Let's look at a simple example of a 3x3 distance matrix:

A B C
A 0 5 6
B 7 0 9
C 4 8 0

In this matrix:

  • The distance from A to A is 0, from A to B is 5, and from A to C is 6.
  • The distance from B to A is the same as from A to B (5); from B to B, it is 0, and from B to C, it is 9.
  • The distance from C to A is 4, from C to B is 8, and from C to C is 0.

Reading a distance matrix becomes more useful in network analysis, logistics, and other situations where knowing the relationships or distances between multiple sites is critical.

Many alternative methods of computing distance (distance metrics) have been developed. For example, city block distance, or Manhattan distance, estimates the distance between two points based on the sum of horizontal and vertical distances.

A distance matrix has to be specified in a form compatible with the study topic. For example, city block distance (or, better yet, the time it takes to go between each place) may be acceptable when grouping crime sites in a city. Where there is no theoretical reason for an alternative, the Euclidean should be favored because it is usually an adequate distance measure in the physical world.

A time distance matrix gives information about the time taken to travel rather than the true distances between different locations. This matrix illustrates the amount of time it requires to travel from one location to another and is frequently used in applications such as route planning, logistics optimization, and transportation analysis.

Here's an example of a time distance matrix:

A B C
A 0 5 6
B 7 0 9
C 4 8 0
In this matrix:
  • The entry in the first row and second column (15) represents the time it takes to travel from A to B.
  • The entry in the second row and third column (20) represents the time it takes to travel from B to C.
  • The diagonal entries are zeros, indicating negligible travel time from a point to itself.
Time distance matrices are essential in various fields, including urban planning, transportation engineering, and logistics, where understanding and optimizing travel times between locations is critical.

A distance matrix algorithm is a method for calculating and expressing the pairwise distances between a collection of objects or points in a dataset as a matrix. The objects can range from data points in a multidimensional space to biological sequences, and the distances can be determined through a variety of metrics such as Euclidean distance, Manhattan distance, cosine similarity, and so on.

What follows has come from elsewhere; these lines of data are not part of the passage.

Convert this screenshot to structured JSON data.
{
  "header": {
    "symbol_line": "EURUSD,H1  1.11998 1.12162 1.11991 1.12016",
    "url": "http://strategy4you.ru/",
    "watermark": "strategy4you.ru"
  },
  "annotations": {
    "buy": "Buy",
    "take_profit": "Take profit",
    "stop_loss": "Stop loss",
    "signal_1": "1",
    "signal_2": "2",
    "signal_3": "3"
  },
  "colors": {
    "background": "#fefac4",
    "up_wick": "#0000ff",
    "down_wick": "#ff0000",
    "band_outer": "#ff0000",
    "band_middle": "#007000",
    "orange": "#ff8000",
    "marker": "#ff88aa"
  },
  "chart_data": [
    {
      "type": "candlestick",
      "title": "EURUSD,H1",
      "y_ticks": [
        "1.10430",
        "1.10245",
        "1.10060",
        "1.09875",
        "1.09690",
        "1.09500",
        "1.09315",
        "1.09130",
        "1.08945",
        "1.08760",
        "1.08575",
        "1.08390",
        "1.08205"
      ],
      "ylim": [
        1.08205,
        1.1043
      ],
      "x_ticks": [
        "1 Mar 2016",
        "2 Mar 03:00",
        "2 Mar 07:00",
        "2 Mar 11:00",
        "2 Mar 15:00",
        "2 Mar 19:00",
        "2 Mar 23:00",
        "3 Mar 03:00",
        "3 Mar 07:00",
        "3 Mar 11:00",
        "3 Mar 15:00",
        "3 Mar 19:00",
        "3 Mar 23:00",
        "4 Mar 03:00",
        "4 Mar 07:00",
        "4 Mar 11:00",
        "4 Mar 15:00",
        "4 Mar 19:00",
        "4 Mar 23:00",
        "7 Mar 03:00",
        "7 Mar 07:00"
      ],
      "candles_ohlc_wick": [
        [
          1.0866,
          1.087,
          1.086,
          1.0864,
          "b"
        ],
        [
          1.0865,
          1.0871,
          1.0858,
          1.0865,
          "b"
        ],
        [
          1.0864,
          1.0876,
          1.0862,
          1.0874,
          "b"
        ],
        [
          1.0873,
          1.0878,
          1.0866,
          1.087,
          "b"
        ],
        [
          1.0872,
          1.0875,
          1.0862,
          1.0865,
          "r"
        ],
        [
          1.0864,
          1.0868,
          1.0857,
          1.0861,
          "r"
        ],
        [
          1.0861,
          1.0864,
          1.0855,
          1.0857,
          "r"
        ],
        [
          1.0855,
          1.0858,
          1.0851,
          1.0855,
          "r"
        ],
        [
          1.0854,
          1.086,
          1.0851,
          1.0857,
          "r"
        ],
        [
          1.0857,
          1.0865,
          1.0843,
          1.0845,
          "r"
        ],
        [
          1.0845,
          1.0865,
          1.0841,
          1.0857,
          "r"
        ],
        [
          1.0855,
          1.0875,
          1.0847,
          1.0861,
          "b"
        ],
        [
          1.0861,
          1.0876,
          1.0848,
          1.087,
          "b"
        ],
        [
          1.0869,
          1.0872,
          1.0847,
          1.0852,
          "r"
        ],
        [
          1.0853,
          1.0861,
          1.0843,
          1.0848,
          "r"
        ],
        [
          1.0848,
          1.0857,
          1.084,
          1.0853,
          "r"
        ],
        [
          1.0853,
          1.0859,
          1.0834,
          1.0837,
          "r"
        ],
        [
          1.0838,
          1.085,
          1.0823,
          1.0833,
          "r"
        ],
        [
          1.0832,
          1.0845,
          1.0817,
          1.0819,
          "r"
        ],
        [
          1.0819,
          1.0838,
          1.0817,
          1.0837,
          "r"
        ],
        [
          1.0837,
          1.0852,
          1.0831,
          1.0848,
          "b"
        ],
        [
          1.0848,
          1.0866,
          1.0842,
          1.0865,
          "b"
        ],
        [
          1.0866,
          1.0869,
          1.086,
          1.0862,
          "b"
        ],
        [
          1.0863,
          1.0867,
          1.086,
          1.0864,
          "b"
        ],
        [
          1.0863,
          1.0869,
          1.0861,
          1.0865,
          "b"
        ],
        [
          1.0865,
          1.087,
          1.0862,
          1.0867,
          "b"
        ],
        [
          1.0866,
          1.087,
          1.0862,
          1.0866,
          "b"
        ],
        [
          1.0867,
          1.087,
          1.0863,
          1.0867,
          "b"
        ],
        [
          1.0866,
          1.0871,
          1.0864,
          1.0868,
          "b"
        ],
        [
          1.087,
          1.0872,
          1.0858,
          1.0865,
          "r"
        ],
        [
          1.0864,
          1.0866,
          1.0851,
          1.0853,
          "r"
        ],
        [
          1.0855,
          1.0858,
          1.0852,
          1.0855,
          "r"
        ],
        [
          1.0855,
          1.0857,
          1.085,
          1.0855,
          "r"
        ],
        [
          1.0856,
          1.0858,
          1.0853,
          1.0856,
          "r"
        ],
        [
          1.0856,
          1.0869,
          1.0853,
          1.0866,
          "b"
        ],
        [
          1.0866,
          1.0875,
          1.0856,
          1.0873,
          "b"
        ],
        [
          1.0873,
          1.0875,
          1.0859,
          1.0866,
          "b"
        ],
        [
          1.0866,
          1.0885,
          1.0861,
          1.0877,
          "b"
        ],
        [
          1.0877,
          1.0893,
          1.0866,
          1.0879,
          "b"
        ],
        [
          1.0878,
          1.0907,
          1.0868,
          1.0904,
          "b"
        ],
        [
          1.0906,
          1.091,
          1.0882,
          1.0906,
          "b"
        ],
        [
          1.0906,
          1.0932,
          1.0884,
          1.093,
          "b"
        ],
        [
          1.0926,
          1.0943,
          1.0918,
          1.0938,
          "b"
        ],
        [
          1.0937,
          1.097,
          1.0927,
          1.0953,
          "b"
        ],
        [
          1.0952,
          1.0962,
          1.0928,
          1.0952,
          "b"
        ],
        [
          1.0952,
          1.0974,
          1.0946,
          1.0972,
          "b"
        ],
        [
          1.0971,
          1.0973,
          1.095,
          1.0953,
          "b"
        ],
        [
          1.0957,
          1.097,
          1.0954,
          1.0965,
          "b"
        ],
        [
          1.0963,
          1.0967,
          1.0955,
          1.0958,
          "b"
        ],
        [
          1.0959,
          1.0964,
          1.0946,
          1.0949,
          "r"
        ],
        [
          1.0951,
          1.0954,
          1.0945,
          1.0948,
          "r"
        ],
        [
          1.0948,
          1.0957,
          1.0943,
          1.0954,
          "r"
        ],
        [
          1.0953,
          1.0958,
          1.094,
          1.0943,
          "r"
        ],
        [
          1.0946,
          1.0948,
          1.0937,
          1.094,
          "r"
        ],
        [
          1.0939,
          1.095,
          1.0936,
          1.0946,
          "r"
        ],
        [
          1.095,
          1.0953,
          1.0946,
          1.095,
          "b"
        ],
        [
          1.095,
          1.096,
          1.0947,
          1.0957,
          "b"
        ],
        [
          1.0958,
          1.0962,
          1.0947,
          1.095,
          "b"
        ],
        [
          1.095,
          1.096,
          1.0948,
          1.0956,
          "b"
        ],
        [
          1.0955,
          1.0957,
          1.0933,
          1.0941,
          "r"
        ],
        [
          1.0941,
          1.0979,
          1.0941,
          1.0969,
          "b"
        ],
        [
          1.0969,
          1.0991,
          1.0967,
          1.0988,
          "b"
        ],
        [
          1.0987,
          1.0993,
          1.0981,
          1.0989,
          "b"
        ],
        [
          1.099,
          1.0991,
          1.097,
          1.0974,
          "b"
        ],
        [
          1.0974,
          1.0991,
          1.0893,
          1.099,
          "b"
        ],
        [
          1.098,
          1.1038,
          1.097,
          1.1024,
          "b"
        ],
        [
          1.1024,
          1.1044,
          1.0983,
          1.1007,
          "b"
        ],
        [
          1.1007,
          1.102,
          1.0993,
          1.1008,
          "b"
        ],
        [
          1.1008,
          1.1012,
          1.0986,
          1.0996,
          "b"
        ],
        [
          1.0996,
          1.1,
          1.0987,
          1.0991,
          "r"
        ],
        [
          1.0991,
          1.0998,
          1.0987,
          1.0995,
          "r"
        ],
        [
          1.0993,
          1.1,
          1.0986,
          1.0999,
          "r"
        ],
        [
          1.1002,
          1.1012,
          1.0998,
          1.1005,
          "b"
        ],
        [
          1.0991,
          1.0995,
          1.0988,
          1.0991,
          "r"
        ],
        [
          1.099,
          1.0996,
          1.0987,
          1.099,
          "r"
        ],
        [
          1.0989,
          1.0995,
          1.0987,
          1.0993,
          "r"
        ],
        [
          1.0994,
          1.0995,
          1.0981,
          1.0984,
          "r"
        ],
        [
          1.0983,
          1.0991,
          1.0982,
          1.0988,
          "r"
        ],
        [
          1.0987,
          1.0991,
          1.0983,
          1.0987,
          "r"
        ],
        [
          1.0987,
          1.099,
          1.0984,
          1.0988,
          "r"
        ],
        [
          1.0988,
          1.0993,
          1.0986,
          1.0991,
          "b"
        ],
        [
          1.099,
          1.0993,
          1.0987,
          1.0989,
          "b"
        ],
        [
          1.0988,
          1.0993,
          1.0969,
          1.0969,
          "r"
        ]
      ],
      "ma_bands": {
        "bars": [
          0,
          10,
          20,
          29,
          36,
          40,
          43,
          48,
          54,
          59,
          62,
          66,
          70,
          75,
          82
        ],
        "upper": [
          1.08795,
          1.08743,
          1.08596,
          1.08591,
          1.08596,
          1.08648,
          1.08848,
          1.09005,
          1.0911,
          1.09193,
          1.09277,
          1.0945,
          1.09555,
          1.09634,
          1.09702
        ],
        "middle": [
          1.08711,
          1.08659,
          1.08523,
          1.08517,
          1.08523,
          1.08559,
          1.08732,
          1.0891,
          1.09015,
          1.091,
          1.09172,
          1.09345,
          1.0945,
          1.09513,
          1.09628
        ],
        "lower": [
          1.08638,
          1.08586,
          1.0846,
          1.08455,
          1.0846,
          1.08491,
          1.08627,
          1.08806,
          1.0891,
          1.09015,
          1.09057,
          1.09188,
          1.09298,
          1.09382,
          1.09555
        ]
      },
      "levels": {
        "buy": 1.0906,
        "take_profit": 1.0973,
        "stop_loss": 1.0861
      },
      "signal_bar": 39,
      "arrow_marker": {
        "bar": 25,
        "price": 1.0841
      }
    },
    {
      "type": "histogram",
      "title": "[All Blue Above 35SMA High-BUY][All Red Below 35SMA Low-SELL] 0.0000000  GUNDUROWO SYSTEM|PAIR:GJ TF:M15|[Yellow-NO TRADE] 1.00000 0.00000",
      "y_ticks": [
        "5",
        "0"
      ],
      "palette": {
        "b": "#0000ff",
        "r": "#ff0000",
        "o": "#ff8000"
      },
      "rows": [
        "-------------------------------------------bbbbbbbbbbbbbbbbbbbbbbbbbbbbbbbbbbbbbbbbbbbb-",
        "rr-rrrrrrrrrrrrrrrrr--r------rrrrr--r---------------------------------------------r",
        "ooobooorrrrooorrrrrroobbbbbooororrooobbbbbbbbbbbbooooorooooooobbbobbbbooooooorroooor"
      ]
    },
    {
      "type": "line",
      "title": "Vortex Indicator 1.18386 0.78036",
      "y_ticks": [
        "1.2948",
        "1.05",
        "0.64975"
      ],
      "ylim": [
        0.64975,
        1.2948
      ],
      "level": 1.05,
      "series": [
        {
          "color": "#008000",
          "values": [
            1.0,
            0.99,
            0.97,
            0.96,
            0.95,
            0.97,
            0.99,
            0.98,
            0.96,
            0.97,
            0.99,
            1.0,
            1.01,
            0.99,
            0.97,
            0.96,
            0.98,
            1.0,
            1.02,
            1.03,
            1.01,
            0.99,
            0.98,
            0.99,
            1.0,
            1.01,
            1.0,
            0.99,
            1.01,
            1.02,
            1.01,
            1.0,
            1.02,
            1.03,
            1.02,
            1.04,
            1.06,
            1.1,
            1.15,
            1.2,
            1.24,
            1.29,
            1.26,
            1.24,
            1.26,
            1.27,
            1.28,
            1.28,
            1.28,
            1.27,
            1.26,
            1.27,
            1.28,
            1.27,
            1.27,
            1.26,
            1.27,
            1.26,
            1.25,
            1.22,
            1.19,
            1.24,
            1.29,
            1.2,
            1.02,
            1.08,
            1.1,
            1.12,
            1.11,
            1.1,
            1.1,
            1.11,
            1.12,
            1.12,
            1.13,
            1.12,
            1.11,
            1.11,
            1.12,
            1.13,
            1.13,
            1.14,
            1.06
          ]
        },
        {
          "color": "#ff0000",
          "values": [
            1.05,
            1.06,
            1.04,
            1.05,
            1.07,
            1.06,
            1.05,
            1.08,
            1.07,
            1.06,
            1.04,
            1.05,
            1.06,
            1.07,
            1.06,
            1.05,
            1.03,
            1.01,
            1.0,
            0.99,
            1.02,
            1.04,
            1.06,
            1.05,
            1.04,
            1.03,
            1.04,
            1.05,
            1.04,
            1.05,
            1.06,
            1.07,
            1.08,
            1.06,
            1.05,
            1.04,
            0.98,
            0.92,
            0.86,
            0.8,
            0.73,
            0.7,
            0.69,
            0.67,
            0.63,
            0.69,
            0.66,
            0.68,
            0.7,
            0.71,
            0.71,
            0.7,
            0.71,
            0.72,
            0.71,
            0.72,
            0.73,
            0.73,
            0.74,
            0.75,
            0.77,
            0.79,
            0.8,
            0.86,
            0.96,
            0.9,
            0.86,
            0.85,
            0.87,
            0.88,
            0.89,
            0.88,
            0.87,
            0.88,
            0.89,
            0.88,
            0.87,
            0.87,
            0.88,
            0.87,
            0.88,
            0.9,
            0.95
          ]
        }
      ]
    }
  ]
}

The distance matrix isa square matrix in which every component (i, j) illustrates the dissimilarity or distance between the ith and jth objects. The diagonal elements (i, i) can often be populated with zeros, representing the distance between an item and itself.

Depending on the nature of the data and the specific distance metric utilized, different algorithms and techniques are used to generate the distance matrix. Among the most common distance matrix algorithms are:

  • The Euclidean distance: The straight-line distance between two places in Euclidean space is measured as the Euclidean distance.
  • The Manhattan Distance: The Manhattan Distance, also known as the L1 distance or city block distance, is calculated by adding the absolute differences between two places' coordinates.
  • Cosine Similarity: It is a measure that computes the cosine of the angle between two vectors. It is widely used in text mining and natural language processing to gauge the similarity between them.
  • Hamming Distance: Used for binary data, it measures the number of positions at which the corresponding bits are different.
  • Levenshtein Distance (Edit Distance): The number of single-character edits required for converting one string to another is frequently utilized in string matching.
  • Minkowski Distance: The Minkowski distance is a generalization of both the Euclidean and Manhattan distances, with the parameter "p" defining the kind of distance (p=1 for Manhattan, p=2 for Euclidean).
These distance matrices are utilized in a variety of domains, including clustering, classification, and multidimensional scaling, where understanding the links or similarities/dissimilarities between items is critical.